Make CharField prohibit surrogate characters (#7026) (#7067)

hartwork · lovelydinosaur · commit 373e521f3685 · 2020-01-06T14:12:21.000Z
* CharField: Detect and prohibit surrogate characters

* CharField: Cover handling of surrogate characters
diff --git a/rest_framework/fields.py b/rest_framework/fields.py
@@ -36,6 +36,7 @@
 from rest_framework.settings import api_settings
 from rest_framework.utils import html, humanize_datetime, json, representation
 from rest_framework.utils.formatting import lazy_format
+from rest_framework.validators import ProhibitSurrogateCharactersValidator
 
 
 class empty:
@@ -818,6 +819,7 @@ def __init__(self, **kwargs):
         # ProhibitNullCharactersValidator is None on Django < 2.0
         if ProhibitNullCharactersValidator is not None:
             self.validators.append(ProhibitNullCharactersValidator())
+        self.validators.append(ProhibitSurrogateCharactersValidator())
 
     def run_validation(self, data=empty):
         # Test for the empty string here so that it does not get validated,
diff --git a/rest_framework/validators.py b/rest_framework/validators.py
@@ -167,6 +167,17 @@ def __repr__(self):
         )
 
 
+class ProhibitSurrogateCharactersValidator:
+    message = _('Surrogate characters are not allowed: U+{code_point:X}.')
+    code = 'surrogate_characters_not_allowed'
+
+    def __call__(self, value):
+        for surrogate_character in (ch for ch in str(value)
+                                    if 0xD800 <= ord(ch) <= 0xDFFF):
+            message = self.message.format(code_point=ord(surrogate_character))
+            raise ValidationError(message, code=self.code)
+
+
 class BaseUniqueForValidator:
     message = None
     missing_message = _('This field is required.')

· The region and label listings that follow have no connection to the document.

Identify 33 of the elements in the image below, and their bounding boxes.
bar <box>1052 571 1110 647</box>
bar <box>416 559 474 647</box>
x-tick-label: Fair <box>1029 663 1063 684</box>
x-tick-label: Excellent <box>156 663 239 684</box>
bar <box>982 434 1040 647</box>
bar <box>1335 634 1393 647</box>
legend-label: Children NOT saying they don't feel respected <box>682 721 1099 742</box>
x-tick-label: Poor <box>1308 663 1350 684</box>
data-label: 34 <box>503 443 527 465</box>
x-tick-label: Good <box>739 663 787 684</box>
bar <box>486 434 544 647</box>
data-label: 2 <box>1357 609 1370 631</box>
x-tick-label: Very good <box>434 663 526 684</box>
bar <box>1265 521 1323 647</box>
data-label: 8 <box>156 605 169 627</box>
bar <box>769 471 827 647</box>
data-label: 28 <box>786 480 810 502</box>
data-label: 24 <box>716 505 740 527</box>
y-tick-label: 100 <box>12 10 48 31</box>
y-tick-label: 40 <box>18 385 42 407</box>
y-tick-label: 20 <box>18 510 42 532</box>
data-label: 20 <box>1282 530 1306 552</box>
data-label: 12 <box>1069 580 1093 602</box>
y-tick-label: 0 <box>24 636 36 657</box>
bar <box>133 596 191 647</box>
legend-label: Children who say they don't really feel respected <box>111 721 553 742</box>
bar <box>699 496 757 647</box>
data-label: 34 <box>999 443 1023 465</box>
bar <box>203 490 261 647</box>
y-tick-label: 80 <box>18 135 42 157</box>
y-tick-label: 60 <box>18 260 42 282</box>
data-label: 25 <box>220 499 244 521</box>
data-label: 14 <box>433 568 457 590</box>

diff --git a/tests/test_fields.py b/tests/test_fields.py
@@ -758,6 +758,21 @@ def test_null_bytes(self):
                 'Null characters are not allowed.'
             ]
 
+    def test_surrogate_characters(self):
+        field = serializers.CharField()
+
+        for code_point, expected_message in (
+                (0xD800, 'Surrogate characters are not allowed: U+D800.'),
+                (0xDFFF, 'Surrogate characters are not allowed: U+DFFF.'),
+        ):
+            with pytest.raises(serializers.ValidationError) as exc_info:
+                field.run_validation(chr(code_point))
+            assert exc_info.value.detail[0].code == 'surrogate_characters_not_allowed'
+            assert str(exc_info.value.detail[0]) == expected_message
+
+        for code_point in (0xD800 - 1, 0xDFFF + 1):
+            field.run_validation(chr(code_point))
+
     def test_iterable_validators(self):
         """
         Ensure `validators` parameter is compatible with reasonable iterables.